Hollywood, where the term “property” can also mean a screenplay.
In 1961, 8 years flashback from that little boy with the bike on the dirt, Spyros Skouras, the then president of 20th Century Fox looked at the balance sheet and his Greek blood ran colder than ouzo through his veins. Taking in a string of studio flops, the final one, Cleopatra starring Elizabeth Taylor and Richard Burton. Cleopatra was the highest-grossing film of 1963, earning box-office of $57.7 million in the United States, equivalent to $471 million in 2017 dollars. And, yet the film became Hollywood’s biggest loss, due to its production and marketing costs of $44 million, what would surmount to $400 million in today’s dollars. Cleopatra became the only film ever to be the highest-grossing film of the year, and yet to run at a loss.

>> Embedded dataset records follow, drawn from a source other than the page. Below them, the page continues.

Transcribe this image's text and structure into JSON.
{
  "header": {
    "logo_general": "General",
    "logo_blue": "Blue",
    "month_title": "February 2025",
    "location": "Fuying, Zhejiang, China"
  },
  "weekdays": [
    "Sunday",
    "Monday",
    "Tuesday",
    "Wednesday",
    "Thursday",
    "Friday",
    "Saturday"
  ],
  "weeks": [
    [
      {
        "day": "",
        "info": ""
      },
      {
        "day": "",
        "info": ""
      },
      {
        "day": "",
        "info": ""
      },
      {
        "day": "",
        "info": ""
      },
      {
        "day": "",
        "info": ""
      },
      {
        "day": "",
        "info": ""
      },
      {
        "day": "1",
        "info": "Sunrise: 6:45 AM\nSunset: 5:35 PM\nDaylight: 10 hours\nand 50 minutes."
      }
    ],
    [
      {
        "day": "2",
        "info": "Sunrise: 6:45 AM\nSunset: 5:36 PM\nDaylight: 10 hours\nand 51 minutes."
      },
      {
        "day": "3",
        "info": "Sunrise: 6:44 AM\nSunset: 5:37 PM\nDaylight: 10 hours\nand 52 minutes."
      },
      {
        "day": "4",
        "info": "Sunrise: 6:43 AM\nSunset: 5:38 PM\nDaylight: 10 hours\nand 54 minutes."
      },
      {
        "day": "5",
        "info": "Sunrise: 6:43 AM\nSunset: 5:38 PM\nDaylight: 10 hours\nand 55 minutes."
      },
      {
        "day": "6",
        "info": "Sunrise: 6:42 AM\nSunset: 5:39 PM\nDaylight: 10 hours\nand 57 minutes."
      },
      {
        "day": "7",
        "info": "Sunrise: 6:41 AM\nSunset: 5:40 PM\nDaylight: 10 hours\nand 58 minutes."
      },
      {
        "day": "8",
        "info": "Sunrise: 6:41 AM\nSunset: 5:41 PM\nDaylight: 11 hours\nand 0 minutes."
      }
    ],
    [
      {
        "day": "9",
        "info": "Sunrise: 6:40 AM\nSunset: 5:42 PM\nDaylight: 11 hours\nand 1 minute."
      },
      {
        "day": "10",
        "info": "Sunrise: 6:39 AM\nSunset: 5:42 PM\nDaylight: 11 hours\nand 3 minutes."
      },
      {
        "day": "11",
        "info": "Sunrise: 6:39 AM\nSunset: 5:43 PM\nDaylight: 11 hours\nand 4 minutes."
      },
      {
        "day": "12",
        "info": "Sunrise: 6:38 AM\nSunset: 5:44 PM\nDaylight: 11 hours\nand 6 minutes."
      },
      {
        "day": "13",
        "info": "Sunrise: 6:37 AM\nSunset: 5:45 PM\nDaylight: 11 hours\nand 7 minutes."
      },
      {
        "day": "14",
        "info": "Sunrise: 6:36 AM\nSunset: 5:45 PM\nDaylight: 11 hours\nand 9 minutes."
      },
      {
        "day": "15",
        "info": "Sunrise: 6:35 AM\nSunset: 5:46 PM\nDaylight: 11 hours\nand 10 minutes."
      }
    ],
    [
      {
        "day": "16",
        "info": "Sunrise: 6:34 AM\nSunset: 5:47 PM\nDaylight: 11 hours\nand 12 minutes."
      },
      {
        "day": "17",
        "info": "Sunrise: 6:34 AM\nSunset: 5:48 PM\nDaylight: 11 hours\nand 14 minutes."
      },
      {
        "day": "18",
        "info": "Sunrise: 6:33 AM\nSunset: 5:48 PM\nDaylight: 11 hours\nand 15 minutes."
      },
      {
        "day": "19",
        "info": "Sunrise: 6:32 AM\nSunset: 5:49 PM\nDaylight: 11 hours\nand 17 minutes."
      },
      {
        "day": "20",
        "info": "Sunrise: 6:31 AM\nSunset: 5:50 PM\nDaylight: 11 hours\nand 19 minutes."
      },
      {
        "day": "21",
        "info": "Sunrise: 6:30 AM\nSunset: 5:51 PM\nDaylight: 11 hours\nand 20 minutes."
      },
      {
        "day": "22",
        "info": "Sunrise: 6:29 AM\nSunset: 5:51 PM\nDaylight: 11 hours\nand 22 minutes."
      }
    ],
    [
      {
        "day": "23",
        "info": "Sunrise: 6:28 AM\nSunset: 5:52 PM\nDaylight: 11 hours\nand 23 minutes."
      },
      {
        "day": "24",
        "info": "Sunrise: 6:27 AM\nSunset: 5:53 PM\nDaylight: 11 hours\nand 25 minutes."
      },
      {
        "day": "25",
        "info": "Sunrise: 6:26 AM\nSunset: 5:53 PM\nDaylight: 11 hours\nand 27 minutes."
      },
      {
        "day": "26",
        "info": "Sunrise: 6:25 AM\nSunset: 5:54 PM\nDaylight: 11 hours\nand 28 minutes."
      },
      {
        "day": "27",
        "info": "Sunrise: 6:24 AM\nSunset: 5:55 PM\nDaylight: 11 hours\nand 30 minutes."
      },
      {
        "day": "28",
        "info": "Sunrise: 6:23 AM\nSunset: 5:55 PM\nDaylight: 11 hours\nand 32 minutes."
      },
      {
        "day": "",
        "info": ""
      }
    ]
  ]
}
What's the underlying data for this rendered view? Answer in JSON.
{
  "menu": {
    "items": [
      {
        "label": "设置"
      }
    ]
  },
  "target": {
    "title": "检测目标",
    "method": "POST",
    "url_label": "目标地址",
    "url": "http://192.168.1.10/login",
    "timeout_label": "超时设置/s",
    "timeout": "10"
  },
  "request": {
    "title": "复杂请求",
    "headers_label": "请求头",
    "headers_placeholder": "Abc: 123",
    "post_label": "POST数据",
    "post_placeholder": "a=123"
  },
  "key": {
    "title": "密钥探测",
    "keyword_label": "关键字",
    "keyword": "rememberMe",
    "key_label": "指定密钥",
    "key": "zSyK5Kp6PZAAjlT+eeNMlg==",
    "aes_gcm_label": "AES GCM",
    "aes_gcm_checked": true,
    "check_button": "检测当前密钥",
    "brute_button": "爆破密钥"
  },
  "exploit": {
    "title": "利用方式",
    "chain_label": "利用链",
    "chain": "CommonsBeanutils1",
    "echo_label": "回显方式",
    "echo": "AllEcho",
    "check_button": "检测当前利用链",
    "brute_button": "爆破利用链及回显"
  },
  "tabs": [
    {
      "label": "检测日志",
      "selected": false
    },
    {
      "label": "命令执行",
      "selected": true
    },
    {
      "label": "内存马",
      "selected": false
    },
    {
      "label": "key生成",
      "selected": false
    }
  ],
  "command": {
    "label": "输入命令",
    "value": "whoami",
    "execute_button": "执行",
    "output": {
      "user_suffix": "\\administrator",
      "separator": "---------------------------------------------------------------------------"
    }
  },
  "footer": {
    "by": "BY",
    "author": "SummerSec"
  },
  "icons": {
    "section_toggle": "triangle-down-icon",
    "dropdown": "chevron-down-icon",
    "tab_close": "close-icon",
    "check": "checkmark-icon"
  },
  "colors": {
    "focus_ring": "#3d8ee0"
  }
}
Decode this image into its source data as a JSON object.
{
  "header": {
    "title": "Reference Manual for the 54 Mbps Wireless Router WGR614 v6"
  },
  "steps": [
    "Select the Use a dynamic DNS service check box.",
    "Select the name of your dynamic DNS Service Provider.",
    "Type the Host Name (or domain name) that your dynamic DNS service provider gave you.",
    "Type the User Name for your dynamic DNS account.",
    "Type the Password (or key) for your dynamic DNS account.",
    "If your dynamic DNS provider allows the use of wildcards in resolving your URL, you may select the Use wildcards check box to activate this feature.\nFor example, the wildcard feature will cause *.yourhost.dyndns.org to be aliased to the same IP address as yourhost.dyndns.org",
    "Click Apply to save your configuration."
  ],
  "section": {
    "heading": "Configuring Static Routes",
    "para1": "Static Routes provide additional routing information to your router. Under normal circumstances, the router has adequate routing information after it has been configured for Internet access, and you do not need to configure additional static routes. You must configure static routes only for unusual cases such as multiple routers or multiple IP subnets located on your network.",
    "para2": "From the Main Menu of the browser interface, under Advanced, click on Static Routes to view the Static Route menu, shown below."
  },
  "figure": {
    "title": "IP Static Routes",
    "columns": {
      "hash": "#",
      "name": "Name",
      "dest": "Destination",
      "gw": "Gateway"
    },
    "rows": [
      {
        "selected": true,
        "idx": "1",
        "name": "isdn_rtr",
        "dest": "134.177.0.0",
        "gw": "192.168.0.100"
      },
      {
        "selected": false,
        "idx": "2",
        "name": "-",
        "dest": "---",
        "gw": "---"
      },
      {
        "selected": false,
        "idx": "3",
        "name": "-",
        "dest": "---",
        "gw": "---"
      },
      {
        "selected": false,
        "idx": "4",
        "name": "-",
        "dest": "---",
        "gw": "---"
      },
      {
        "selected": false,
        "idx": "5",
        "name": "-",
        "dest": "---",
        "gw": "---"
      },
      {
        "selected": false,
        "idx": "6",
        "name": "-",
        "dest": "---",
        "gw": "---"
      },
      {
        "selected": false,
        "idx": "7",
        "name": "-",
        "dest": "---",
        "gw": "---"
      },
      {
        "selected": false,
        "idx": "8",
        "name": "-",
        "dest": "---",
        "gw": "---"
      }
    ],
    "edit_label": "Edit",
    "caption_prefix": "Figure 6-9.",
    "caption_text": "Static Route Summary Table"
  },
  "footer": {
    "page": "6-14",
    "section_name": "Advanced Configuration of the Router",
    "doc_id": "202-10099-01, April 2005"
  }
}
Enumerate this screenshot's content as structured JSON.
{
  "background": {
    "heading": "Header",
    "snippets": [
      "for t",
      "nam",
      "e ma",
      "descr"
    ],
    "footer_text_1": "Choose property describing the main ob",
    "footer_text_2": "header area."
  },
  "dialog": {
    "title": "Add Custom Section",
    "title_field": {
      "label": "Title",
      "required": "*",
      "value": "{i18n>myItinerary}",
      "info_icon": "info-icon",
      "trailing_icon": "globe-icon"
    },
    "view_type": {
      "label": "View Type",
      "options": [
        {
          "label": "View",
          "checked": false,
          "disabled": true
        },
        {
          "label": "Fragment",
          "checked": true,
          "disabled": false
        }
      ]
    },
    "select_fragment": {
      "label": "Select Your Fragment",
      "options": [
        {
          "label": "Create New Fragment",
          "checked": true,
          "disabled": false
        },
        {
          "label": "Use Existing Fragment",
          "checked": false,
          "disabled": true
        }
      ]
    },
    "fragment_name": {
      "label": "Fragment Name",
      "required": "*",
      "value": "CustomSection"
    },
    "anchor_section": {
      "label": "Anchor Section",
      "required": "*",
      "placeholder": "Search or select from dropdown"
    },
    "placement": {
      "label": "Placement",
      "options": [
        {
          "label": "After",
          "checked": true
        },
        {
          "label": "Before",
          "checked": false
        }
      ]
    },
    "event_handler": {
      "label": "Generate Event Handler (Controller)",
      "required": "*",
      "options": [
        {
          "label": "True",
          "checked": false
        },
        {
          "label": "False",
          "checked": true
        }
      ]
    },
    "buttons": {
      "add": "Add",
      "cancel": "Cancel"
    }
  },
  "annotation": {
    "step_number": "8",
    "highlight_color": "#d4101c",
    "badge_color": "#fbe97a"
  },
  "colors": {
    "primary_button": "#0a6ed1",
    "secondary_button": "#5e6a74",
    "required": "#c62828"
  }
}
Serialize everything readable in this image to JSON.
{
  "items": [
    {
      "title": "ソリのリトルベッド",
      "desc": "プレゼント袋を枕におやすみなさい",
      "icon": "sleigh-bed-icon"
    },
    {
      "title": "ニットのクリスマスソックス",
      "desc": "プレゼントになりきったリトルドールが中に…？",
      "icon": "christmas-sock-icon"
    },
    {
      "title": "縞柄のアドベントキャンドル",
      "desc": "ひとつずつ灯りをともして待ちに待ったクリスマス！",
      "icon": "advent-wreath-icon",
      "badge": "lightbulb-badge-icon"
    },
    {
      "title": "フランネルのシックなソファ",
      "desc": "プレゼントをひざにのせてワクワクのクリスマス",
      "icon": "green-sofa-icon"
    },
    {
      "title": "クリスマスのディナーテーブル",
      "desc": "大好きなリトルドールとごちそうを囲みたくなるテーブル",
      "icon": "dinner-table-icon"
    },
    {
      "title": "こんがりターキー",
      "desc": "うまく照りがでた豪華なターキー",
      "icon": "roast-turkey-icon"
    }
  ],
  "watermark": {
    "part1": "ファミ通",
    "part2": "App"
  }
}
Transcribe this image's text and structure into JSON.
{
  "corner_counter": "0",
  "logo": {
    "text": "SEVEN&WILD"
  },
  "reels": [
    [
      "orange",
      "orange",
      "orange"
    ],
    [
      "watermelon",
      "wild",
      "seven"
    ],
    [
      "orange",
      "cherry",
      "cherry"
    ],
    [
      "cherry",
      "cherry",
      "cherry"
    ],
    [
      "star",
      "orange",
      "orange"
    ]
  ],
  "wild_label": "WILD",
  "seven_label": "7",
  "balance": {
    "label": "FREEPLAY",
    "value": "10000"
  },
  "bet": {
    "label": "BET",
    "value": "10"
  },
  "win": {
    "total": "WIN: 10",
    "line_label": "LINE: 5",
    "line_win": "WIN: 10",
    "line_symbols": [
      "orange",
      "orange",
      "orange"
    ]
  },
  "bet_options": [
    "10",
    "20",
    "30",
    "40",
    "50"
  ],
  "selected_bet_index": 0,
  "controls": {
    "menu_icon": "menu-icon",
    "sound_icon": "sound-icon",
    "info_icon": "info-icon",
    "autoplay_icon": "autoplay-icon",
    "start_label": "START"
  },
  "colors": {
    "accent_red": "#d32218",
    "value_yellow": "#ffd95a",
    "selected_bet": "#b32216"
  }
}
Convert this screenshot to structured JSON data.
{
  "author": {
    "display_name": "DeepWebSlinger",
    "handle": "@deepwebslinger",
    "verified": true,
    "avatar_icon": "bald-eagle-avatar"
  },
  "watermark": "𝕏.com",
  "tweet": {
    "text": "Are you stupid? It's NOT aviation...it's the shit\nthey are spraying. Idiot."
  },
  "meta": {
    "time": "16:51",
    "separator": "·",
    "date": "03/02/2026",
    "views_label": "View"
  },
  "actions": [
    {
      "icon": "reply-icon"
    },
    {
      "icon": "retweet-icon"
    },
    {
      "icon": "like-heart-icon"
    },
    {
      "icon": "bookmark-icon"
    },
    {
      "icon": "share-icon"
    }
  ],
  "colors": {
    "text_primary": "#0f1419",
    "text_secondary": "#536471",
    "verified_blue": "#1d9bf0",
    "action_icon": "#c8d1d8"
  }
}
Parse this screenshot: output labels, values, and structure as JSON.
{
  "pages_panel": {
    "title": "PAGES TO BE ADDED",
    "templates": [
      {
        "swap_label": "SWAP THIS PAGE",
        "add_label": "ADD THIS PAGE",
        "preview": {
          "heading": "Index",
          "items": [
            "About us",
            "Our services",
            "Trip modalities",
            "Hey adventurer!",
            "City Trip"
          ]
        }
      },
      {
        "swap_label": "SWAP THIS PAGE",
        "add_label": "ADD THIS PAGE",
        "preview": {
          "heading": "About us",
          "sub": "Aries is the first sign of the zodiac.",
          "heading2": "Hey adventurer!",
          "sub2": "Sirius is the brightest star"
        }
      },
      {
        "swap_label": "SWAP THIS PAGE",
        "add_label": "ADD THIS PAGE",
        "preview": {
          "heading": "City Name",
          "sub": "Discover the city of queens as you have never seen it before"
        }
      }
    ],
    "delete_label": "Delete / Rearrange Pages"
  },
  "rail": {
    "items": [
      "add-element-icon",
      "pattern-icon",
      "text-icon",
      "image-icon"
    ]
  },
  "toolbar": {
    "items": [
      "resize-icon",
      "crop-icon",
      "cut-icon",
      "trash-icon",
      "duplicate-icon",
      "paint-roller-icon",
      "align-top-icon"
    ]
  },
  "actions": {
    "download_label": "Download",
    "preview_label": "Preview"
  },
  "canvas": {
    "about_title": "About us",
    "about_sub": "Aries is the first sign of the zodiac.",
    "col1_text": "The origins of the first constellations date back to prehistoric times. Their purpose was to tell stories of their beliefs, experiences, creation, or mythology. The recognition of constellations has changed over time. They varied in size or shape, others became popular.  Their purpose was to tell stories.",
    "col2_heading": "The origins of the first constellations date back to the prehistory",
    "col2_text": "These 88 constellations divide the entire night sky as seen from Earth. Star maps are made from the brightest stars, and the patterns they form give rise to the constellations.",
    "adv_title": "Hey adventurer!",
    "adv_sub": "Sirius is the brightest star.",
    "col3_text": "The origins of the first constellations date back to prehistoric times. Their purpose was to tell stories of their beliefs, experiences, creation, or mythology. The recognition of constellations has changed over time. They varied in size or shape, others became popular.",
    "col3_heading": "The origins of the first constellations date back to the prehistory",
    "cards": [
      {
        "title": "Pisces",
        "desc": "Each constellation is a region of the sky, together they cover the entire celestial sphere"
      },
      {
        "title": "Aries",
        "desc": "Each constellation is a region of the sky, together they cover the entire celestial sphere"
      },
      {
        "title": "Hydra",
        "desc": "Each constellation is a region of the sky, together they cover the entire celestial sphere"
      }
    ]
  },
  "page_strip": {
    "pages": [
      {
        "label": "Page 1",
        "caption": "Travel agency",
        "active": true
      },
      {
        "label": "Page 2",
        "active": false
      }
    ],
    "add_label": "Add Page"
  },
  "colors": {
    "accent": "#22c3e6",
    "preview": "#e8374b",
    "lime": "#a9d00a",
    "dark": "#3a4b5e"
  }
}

Superman’s arch nemesis Lex Luthor famously said,”Stocks may rise and fall, utilities and transportation systems may collapse. People are no damn good, but they will always need land, and they will pay through the nose to get it.”
The Greek tycoon and the studio back-lot
Skouras sold off 180 acres of perhaps the most historical Hollywood studio to the Alcoa Aluminium Company who then developed Century City. An aluminium city born out of the failure of a movie. And, ironically, that’s where CAA, HBO, Comedy Central and other media influencers reside and dream. Never knowing that where they sit behind their expensive desks, stories and stories below, chase like ghosts in the night, Richard Burton as Mark Antony rides his chariot to the dangerous and fury of the win, all in effort to impress his queen, Elizabeth Taylor as Queen Cleopatra.